Hint 1: Sorting in Place

  • The three sorting algorithms you have used so far in this lab have been designed to sort a list in place. This strategy makes it possible to visualize the sort by displaying the list’s values every time it changes.
  • The version of Merge Sort given above is different. Instead of sorting a list in place, it repeatedly replaces lists with new lists until it finally returns a sorted copy of the original. This approach keeps the algorithm simple and easy to read, but makes visualization more challenging.
  • One way to solve this problem is to modify your Merge Sort so the original list is always updated whenever any items are re-ordered. In this approach, any rearrangements that happen during the merge process always get written back to the appropriate place in the original list, which can then be displayed after each change as it is in the other sorting visualizations.

Hint 2: Using a wrapper function

  • Your sorting demo functions all expect to be given a single argument, which is either a DataSet or a VisualDataSet object.
  • However, your recursive Merge Sort function might need to take more than one argument.
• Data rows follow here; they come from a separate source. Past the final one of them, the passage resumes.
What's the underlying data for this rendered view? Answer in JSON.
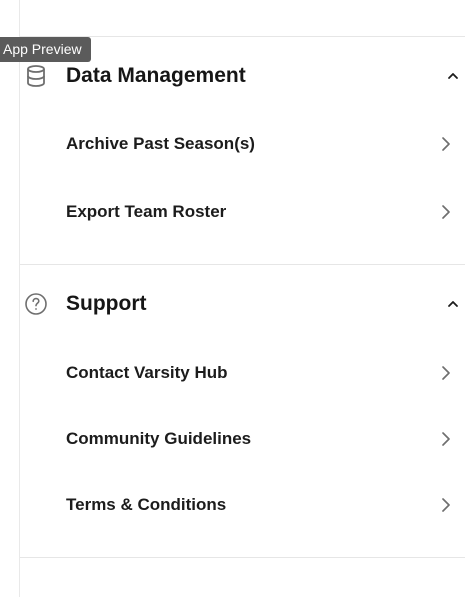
{
  "preview_tag": "App Preview",
  "sections": [
    {
      "title": "Data Management",
      "icon": "database-icon",
      "items": [
        {
          "label": "Archive Past Season(s)"
        },
        {
          "label": "Export Team Roster"
        }
      ]
    },
    {
      "title": "Support",
      "icon": "help-circle-icon",
      "items": [
        {
          "label": "Contact Varsity Hub"
        },
        {
          "label": "Community Guidelines"
        },
        {
          "label": "Terms & Conditions"
        }
      ]
    }
  ],
  "colors": {
    "text": "#161616",
    "divider": "#e6e6e6",
    "icon": "#6f6f6f",
    "preview_tag_bg": "#5b5b5b"
  }
}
For example, you might want it to accept a DataSet / VisualDataSet along with some other values that help you perform your in-place sort.
  • To resolve this discrepancy, you can use merge_sort_demo as a wrapper function for your recursive Merge Sort. What this means is that the only purpose of merge_sort_demo is to figure out the correct initial values that you need to start your recursive sorting function, and then execute it with these parameters.
  • For example, say your recursive Merge Sort function is called merge_sort(param1, param2, param3). In this case, the code for your merge_sort_demo might look something like this:
    def merge_sort_demo(data):
        # TODO: Code here to calculate param1
        # TODO: Code here to calculate param2
        # TODO: Code here to calculate param3
        merge_sort(param1, param2, param3)
        return
    
  • If you take this approach, you would end up writing three functions altogether: merge, merge_sort and merge_sort_demo.